客が大勢いるが、みんな楽しく飲んでいて、
ネジに向かって酒のグラスを上げて、
まるで町の知り合いが来たかのような笑顔をする。
ネジは軽くうなずき返して、
カウンターへ向かう。
おやじさんというのがふさわしいような、
たくましい親父がカウンターの中にいる。
「どうも」
ネジが声をかける。
「おう、飲むかい?」
おやじさんが、太い声で答える。
「宿に持って帰るんで、小さな瓶の。ここらの地酒がいいかな」
「ああ…それならビーがいいか」
「ビー?」
ネジは聞き返す。
おやじさんはうなずく。
「ビーはこの辺の砂漠でできる酒だよ」
「おいしいんですか?」
「うまさは保障するよ」
おやじさんが、にかっと笑う。
「ビーは砂漠の雫なりぃ!」
誰かが大声で叫ぶ。
酔っているのを誰も止めないし、
「雫なりぃ」
と、誰かがまた続ける。
あちこちでグラスがなる。
「あれもビーだよ」
おやじさんが説明する。
「このノズナの町も、この砂漠一帯も、昔はひどかった」
「ひどかった?」
ネジが聞き返すと、おやじさんは重々しくうなずき、語りだした。
「不毛の地って言葉があるだろう、まさにそれだった」
「何もなかったんですか?」
「何もなかったらしい。そして、大戦が起きた」
「ここも戦禍に?」
「殺しあって、砂漠が血を吸って死体は乾いた。何もないほどからからに」
ネジは想像する。
腐ることもなかった兵士の死体が、
砂漠のどこかで乾いて朽ち果てていくのを。
「やがて、小さなオアシスが見つけられ、そこに人が住んだ」
「あるんですね。オアシス」
「一説によると、血が水になってオアシスを作ったとかな」
おやじさんは笑う。
「まぁ、歯車が来るまでは、オアシスの間をかろうじて人が行き来していた」
「ふむふむ」
「そんな時代にできたのが、ビーなんだ」
「そんな時代」
「少ない植物、少ない穀物、少ない水。それの精が当時のビーだったのさ」
「なるほど」
「だからビーは砂漠の雫で、死んでいったものの血なのさ」
おやじさんはごそごそとカウンターの中を探す。
そして、小さな赤い瓶を取り出す。
「砂漠の精、ビーだ。兵士たちの血に敬意を表して、瓶はいつでも赤いのさ」
「こんなに少ないんですか?」
瓶はネジの両の手に包めるほどだ。
「水で薄くして飲むんだ。

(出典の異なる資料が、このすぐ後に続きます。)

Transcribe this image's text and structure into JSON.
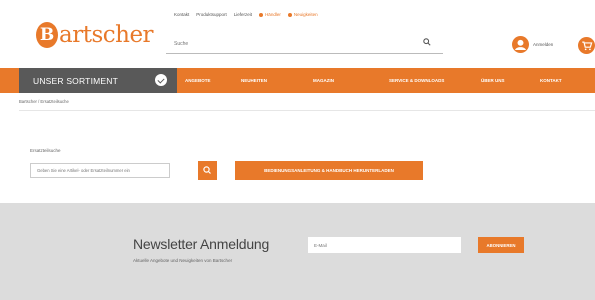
{
  "top_links": [
    "Kontakt",
    "Produktsupport",
    "Lieferzeit"
  ],
  "top_links_highlighted": [
    "Händler",
    "Neuigkeiten"
  ],
  "logo": {
    "mark": "B",
    "text": "artscher"
  },
  "search": {
    "placeholder": "Suche",
    "icon": "search-icon"
  },
  "account": {
    "label": "Anmelden",
    "icon": "user-icon"
  },
  "cart": {
    "icon": "cart-icon"
  },
  "nav": {
    "sortiment_label": "UNSER SORTIMENT",
    "items": [
      "ANGEBOTE",
      "NEUHEITEN",
      "MAGAZIN",
      "SERVICE & DOWNLOADS",
      "ÜBER UNS",
      "KONTAKT"
    ]
  },
  "breadcrumb": "Bartscher / Ersatzteilsuche",
  "spare_parts": {
    "label": "Ersatzteilsuche",
    "placeholder": "Geben Sie eine Artikel- oder Ersatzteilnummer ein",
    "manual_button": "BEDIENUNGSANLEITUNG & HANDBUCH HERUNTERLADEN"
  },
  "newsletter": {
    "title": "Newsletter Anmeldung",
    "subtitle": "Aktuelle Angebote und Neuigkeiten von Bartscher",
    "input_placeholder": "E-Mail",
    "button": "ABONNIEREN"
  },
  "colors": {
    "accent": "#e8792a",
    "nav_dark": "#595959",
    "newsletter_bg": "#dcdcdc"
  }
}
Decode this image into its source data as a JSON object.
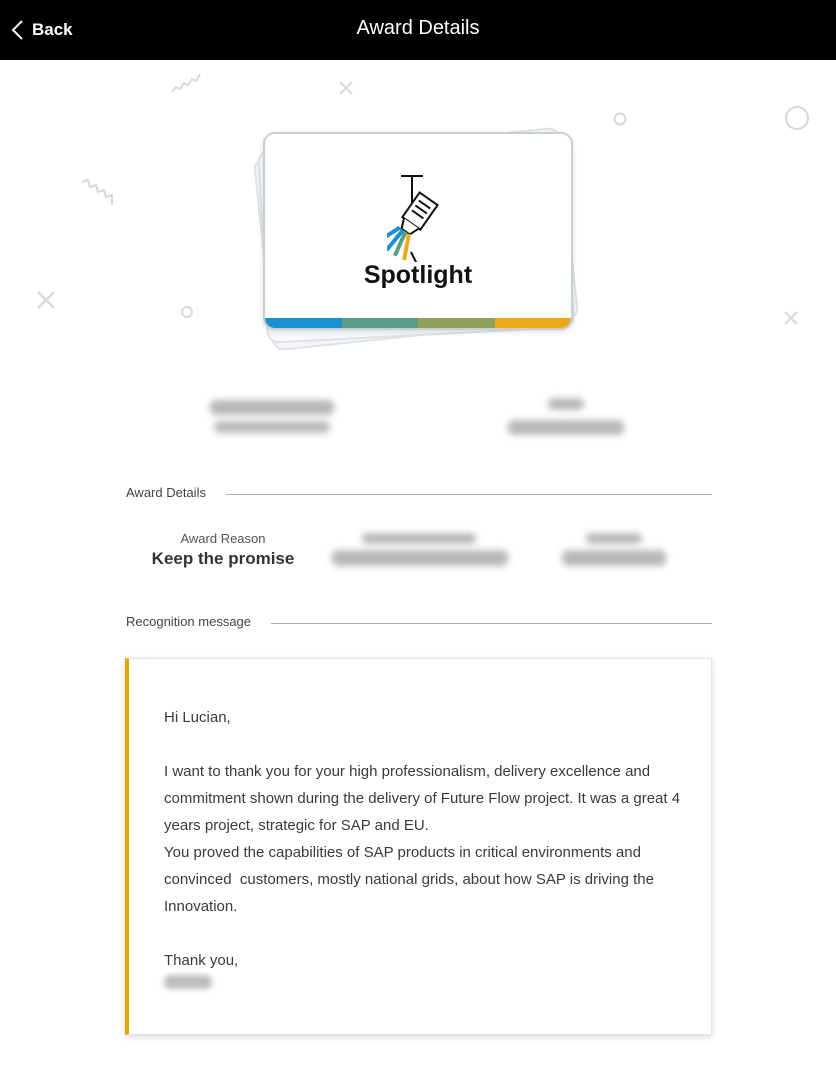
{
  "header": {
    "back_label": "Back",
    "title": "Award Details"
  },
  "award_card": {
    "name": "Spotlight",
    "icon": "spotlight-lamp-icon",
    "stripe_colors": [
      "#1b8fcf",
      "#5a9c84",
      "#8fa15c",
      "#e9a91a"
    ]
  },
  "details_section": {
    "label": "Award Details",
    "reason_label": "Award Reason",
    "reason_value": "Keep the promise"
  },
  "message_section": {
    "label": "Recognition message",
    "text": "Hi Lucian,\n\nI want to thank you for your high professionalism, delivery excellence and commitment shown during the delivery of Future Flow project. It was a great 4 years project, strategic for SAP and EU.\nYou proved the capabilities of SAP products in critical environments and convinced  customers, mostly national grids, about how SAP is driving the Innovation.\n\nThank you,",
    "accent_color": "#e0a800"
  }
}
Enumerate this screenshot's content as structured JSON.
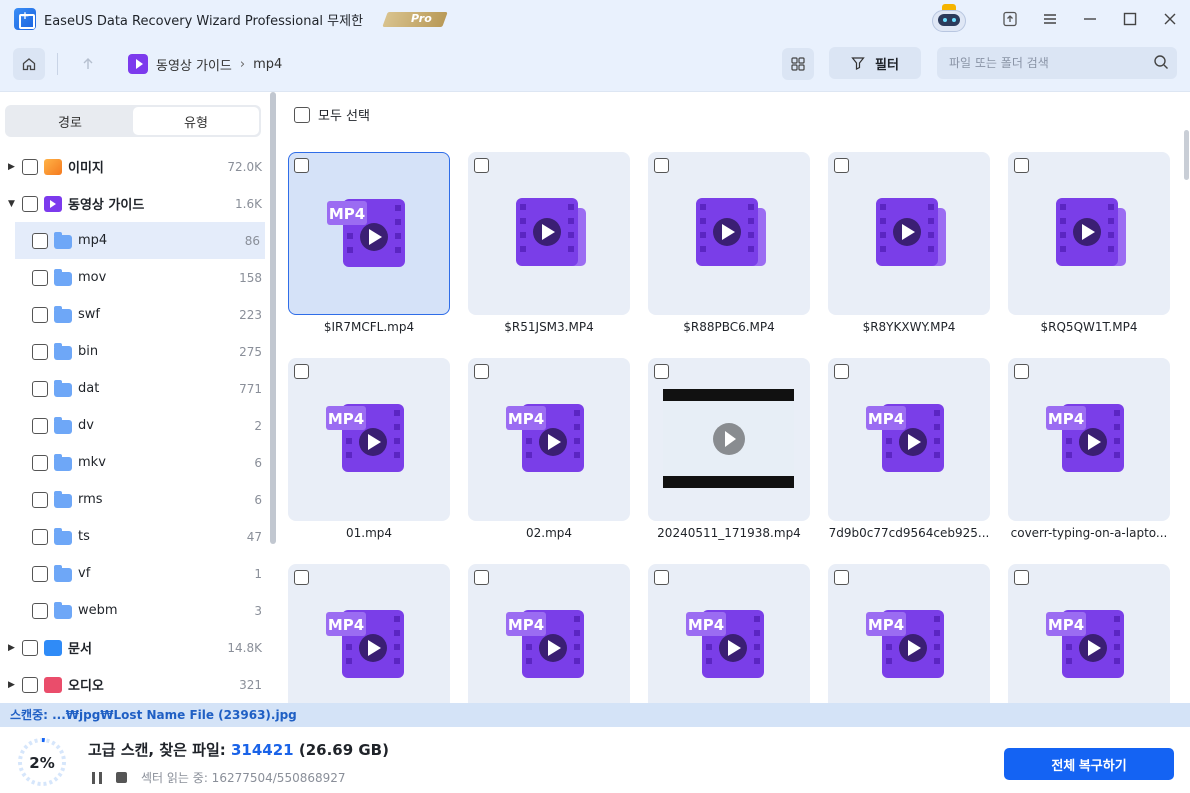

まぁ、そんな飲み方ができるのも、歯車のおかげだ」
「喜びの歯車」
「そうだ。昔はそれこそ、ビーを大事に飲んでいたらしい」
ネジは赤い瓶を手に取る。
兵士たちの血。
それから、不毛の地で死んでいった彼らの祖先たち。
血はつながっている。
血の上に、地の上に、彼らは立っている。
それは強いものだとネジは思う。
ネジは代金を支払い、
騒がしい酒場を後にした。
「またこいよー!」
と、誰かが叫び、笑った。
一日を一生懸命に生き抜いたから、酒がうまい。
赤い瓶のビーはどんな味がするのだろう。
ネジは楽しみにしながら軽い足取りで歩いた。